For longer tasks, browser automation, more plugins, or multiple users, you may need more memory.
Security Notes
Here are the main safety lessons from this test:
1. Do not expose the gateway publicly
In this setup, OpenClaw listened on loopback only:
127.0.0.1:18789
127.0.0.1:18791
That is much safer than binding it to the public interface.
2. Treat the gateway token as sensitive
OpenClaw doctor warned that gateway.auth.token was stored as plaintext in openclaw.json.
For a short local test, this is manageable.
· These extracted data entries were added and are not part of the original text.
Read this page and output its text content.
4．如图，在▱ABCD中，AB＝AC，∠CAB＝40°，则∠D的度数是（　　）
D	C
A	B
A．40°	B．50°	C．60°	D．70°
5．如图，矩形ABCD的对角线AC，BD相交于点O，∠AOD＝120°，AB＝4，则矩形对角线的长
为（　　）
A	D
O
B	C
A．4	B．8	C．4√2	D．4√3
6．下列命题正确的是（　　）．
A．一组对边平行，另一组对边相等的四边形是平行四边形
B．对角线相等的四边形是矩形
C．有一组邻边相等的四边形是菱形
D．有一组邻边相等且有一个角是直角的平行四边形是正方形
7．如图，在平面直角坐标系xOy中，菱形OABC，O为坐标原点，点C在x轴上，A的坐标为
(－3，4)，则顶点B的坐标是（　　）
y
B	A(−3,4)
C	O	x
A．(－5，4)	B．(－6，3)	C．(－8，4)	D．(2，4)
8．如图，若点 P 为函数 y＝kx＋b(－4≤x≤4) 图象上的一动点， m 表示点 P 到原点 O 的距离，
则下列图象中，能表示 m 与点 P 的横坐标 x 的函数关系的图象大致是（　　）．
For a long-running server, you should review OpenClaw's secrets workflow:
openclaw secrets configure
openclaw secrets audit --check
3. Configure a command owner before connecting chat channels
The doctor output warned that no command owner was configured. If you connect OpenClaw to Telegram, WhatsApp, Slack, or another external channel, you should configure who is allowed to run privileged commands.
4. Keep screenshots clean
Before publishing screenshots, redact:
- Public IP addresses
- Private IP addresses
- API keys
- Tokens
- Session secrets
- Any login source IPs
Problems I Ran Into
The installation did work, but there were a few beginner traps:
The system update took longer than the OpenClaw install
The fresh Ubuntu image had many updates. The update and reboot were a real part of the setup time.
Install does not equal ready-to-use
After installation, openclaw doctor still showed missing gateway and auth configuration. You need onboarding or manual configuration.
openclaw chat --local --message was not the best smoke test
It opened a terminal UI instead of giving me a clean command-line result. For a scriptable smoke test, openclaw agent --local --json --session-id ... --message ... worked better.
Security warnings are real, not cosmetic
The doctor warnings around command owner and plaintext token are worth mentioning in any beginner tutorial. They are exactly the sort of thing that low-effort setup guides often skip.
Final Verdict
OpenClaw can be installed and run on a DigitalOcean Ubuntu 24.04 VPS with 2 vCPU and 4 GB RAM.
In this test:
- The official installer worked
- DeepSeek configuration worked
- The local gateway started successfully
- The gateway stayed on loopback and was not exposed publicly
- A non-interactive DeepSeek smoke test succeeded
To be clear, this is far from a "one-click, set-it-and-forget-it" experience. You still need to understand:
- Server updates and reboot
- Node.js installation
- Model provider configuration
- Gateway exposure
- Token handling
- Command owner setup
- Which warnings can be ignored for a local test and which should be fixed before public use
For a first safe test, a 4 GB VPS is a reasonable starting point. I would avoid the smallest 1 GB Droplet for OpenClaw unless you are only experimenting and expect to hit limits quickly.
Next Steps
The next things I would test are:
- Running the same setup on a cheaper 2 GB VPS
- Comparing DigitalOcean with Hostinger or Hetzner
- Configuring OpenClaw as a proper service
- Moving gateway secrets out of plaintext config
- Connecting a messaging channel with a command owner configured
- Testing a real task instead of a simple smoke test
For now, this first DigitalOcean test proves the basic path: OpenClaw installs, DeepSeek works, and the gateway can stay local-only.